You sound so grave, Tessa. Don’t frighten her.” It was Zachariah, coming to stand behind Tessa’s chair.
“I’m not!” Tessa said with a laugh; she had her head tipped back, and Clary wondered if that was how she herself looked, looking up at Jace. She hoped so. It was a safe and happy look, the look of someone who was confident in the love they gave and received. “I was just giving her advice.”
“Sounds terrifying.” It was odd how Zachariah’s speaking voice sounded both like and unlike his voice in Clary’s mind—in life his English accent was stronger than Tessa’s. He also had laughter in his voice as he reached down and helped Tessa up out of her chair. “I’m afraid we must go; we have a long journey ahead of us.”
“Where are you going?” Clary asked, holding the Codex carefully on her lap.
“Los Angeles,” Tessa said, and Clary recalled her saying that the Blackthorns were a family in which she had a particular interest. Clary was glad to hear it. She knew that Emma and the others were living in the Institute with Julian’s uncle, but the idea that they might have someone special to watch over them, a guardian angel of sorts, was reassuring.
“It was good to meet you,” Clary said. “Thank you. For everything.”

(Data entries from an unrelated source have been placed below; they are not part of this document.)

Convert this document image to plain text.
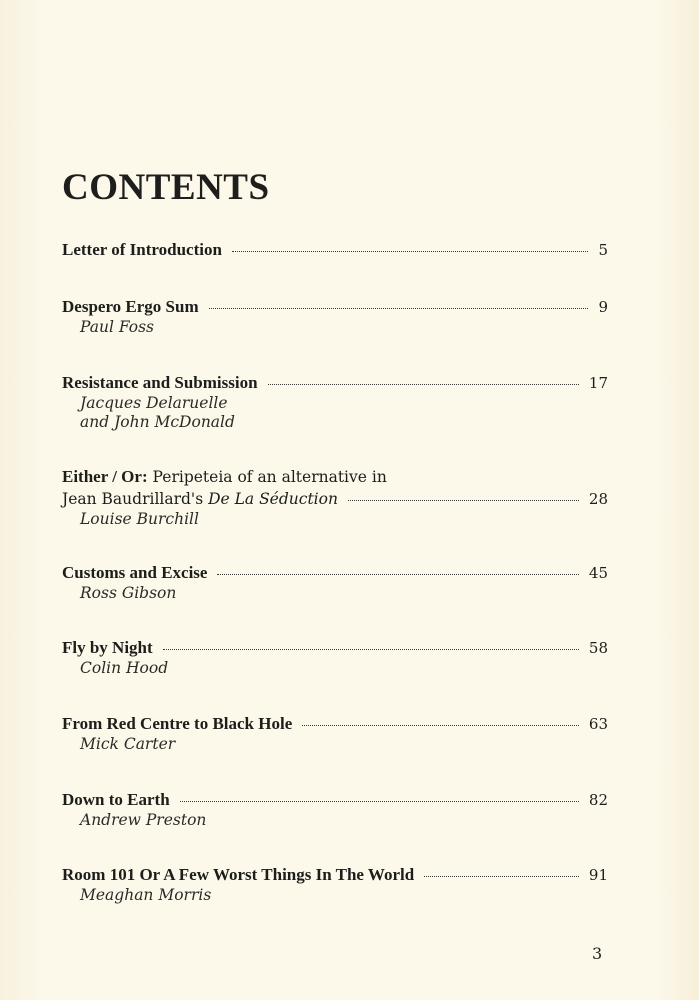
CONTENTS
Letter of Introduction	5
Despero Ergo Sum	9
Paul Foss
Resistance and Submission	17
Jacques Delaruelle
and John McDonald
Either / Or: Peripeteia of an alternative in
Jean Baudrillard's De La Séduction	28
Louise Burchill
Customs and Excise	45
Ross Gibson
Fly by Night	58
Colin Hood
From Red Centre to Black Hole	63
Mick Carter
Down to Earth	82
Andrew Preston
Room 101 Or A Few Worst Things In The World	91
Meaghan Morris
3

Tessa smiled radiantly and disappeared into the crowd, saying she was going to bid Jocelyn good-bye; Zachariah gathered up his coat and her wrap, Clary watching him curiously. “I remember once you told me,” she said, “that you had loved two people more than anything else in the world. Was Tessa one of them?”
“She is one of them,” he said agreeably, shrugging himself into his coat. “I have not stopped loving her, nor my parabatai; love does not stop when someone dies.”
“Your parabatai? You lost your parabatai?” Clary said, feeling a sense of shocked hurt for him; she knew what that meant to Nephilim.
“Not from my heart, for I have not forgotten,” he said, and she heard a whisper of the sadness of ages in his voice, and remembered him in the Silent City, a wraith of parchment smoke. “We are all the pieces of what we remember. We hold in ourselves the hopes and fears of those who love us. As long as there is love and memory, there is no true loss.”
Clary thought of Max, of Amatis, of Raphael and Jordan and even of Jonathan, and felt the prickle of tears in her throat.
Zachariah slung Tessa’s scarf around his shoulders. “Tell Jace Herondale that he plays Chopin’s Concerto no. 2 very well,” he said, and vanished after Tessa, into the crowd. She stared after him, clutching the ring and the Codex.